4.5 – Obligations du service d'archive
Le service d’archive :
définit, en collaboration avec le service producteur, les règles relatives au cycle de vie des données dans le système d'information,
instruit les demandes de visas d'élimination qui lui sont adressées,
reçoit, dans le format d’échange spécifié, les archives transférées et les contrôle pour validation ou rejet. Si le contrôle s'avère satisfaisant, production d’un message d'acceptation du transfert pouvant éventuellement être revêtu d'une signature électronique, qui marque la prise en charge et par là-même la responsabilité de l'Autorité d'archivage sur les archives transférées,
applique, en cas de transfert avant expiration de la durée d’utilité administrative (DUA), la durée de conservation adéquate pour les archives concernées conformément aux instructions données par le service producteur,
définit les règles permettant une conservation pérenne des données, à mettre en œuvre par le service informatique,
vérifie l’ensemble des accès au service d’archives tant physiques que logiques, internes et externes en fonction des droits de chacun des intervenants, et à ne permettre les accès aux archives traitées qu’aux seules personnes habilitées,
demande au service producteur, l'autorisation de celui-ci pour toute demande de communication des archives concernées, dès lors que les délais de libre communicabilité ne sont pas expirés,
prévoit la signature d’un accord de secret et de confidentialité par tout personnel externe et par les éventuels sous-traitants,
prend un certain nombre de mesures, dès lors qu'il transfère les archives dont il assure la conservation à une autre Autorité d'archivage (par exemple d'un service d'archives intermédiaires à un service d'archives définitif).

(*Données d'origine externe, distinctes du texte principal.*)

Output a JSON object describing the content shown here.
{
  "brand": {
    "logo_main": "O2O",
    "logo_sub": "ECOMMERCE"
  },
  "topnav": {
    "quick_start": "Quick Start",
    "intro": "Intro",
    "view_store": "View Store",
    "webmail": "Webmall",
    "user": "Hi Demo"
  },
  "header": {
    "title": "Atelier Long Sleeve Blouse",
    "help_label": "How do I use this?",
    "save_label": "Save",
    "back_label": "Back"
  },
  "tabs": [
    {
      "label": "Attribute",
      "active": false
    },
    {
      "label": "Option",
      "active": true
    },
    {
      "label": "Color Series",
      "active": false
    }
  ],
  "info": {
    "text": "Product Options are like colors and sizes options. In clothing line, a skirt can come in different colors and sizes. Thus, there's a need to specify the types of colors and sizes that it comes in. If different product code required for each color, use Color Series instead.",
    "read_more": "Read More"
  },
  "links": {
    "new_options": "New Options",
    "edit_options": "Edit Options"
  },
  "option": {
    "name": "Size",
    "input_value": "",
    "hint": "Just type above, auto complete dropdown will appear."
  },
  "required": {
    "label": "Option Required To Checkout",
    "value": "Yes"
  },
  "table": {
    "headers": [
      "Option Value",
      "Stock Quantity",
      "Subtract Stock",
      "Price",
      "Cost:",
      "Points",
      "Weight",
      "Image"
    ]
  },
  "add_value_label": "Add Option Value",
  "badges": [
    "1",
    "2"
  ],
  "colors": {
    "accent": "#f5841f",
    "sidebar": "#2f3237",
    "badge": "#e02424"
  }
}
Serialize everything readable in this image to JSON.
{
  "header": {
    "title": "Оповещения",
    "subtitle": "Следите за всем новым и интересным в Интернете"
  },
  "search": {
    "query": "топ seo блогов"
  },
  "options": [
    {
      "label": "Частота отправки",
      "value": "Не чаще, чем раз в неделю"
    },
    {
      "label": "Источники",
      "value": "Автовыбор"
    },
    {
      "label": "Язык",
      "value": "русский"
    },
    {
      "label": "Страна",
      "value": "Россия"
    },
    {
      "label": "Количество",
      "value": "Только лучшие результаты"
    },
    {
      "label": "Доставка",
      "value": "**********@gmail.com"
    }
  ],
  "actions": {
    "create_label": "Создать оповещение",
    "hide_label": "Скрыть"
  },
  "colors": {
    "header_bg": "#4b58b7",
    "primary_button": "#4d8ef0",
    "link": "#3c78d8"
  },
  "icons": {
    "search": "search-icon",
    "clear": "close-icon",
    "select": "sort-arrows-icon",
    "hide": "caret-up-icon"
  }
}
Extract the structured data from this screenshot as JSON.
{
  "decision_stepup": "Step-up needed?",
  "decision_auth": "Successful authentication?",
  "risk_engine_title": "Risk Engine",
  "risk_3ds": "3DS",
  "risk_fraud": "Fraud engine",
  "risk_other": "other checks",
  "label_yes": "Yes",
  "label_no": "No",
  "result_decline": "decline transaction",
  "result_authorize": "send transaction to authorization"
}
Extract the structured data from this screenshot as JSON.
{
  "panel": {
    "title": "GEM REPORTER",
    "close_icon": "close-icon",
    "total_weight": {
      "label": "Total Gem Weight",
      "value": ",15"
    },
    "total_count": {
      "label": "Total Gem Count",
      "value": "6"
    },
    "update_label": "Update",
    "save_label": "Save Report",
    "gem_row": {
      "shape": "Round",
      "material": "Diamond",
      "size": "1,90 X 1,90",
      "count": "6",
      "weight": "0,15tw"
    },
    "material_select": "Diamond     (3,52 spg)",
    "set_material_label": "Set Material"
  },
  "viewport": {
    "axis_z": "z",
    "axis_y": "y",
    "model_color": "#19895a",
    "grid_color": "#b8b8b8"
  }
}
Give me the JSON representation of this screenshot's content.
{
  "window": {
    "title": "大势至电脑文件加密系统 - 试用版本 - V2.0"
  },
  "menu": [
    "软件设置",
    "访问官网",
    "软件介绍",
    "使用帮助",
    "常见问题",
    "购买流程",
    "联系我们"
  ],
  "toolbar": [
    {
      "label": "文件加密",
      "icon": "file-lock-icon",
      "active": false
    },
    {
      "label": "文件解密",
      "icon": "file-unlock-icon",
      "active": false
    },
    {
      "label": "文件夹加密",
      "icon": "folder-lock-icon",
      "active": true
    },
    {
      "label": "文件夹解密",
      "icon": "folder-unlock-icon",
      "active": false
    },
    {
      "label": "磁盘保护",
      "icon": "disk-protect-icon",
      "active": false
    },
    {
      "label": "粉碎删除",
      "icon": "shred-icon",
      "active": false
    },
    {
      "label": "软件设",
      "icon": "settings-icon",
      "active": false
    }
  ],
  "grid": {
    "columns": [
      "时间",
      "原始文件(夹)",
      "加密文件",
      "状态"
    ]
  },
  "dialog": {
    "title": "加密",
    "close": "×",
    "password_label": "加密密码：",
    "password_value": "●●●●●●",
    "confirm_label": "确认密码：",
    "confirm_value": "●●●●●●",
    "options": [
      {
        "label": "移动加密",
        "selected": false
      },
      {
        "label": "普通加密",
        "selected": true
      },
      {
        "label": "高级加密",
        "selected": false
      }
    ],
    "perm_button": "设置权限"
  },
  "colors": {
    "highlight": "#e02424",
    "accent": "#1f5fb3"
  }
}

Complément : Des exemples de politiques d'archivage
Pour avoir des exemples de politiques d'archivage, se reporter sur le site de la direction des Archives de France, au chapitre 0 des Exigences-types pour la maîtrise de l'archivage électronique. Mise à jour et extension - 2008. Spécifications MoReq2 : http://www.archivesdefrance.culture.gouv.fr/static/2085
Les chapitres 0 prévus par les spécifications MoReq2 explicitent ce que recouvre la notion de « Records management » dans les contextes nationaux. Ce chapitre a été écrit pour le contexte français avec notamment des exemples de politiques d'archivage tant dans le secteur public (direction générale de l'Aviation civile) que dans le secteur privé (secteurs énergie, assurances, chimie).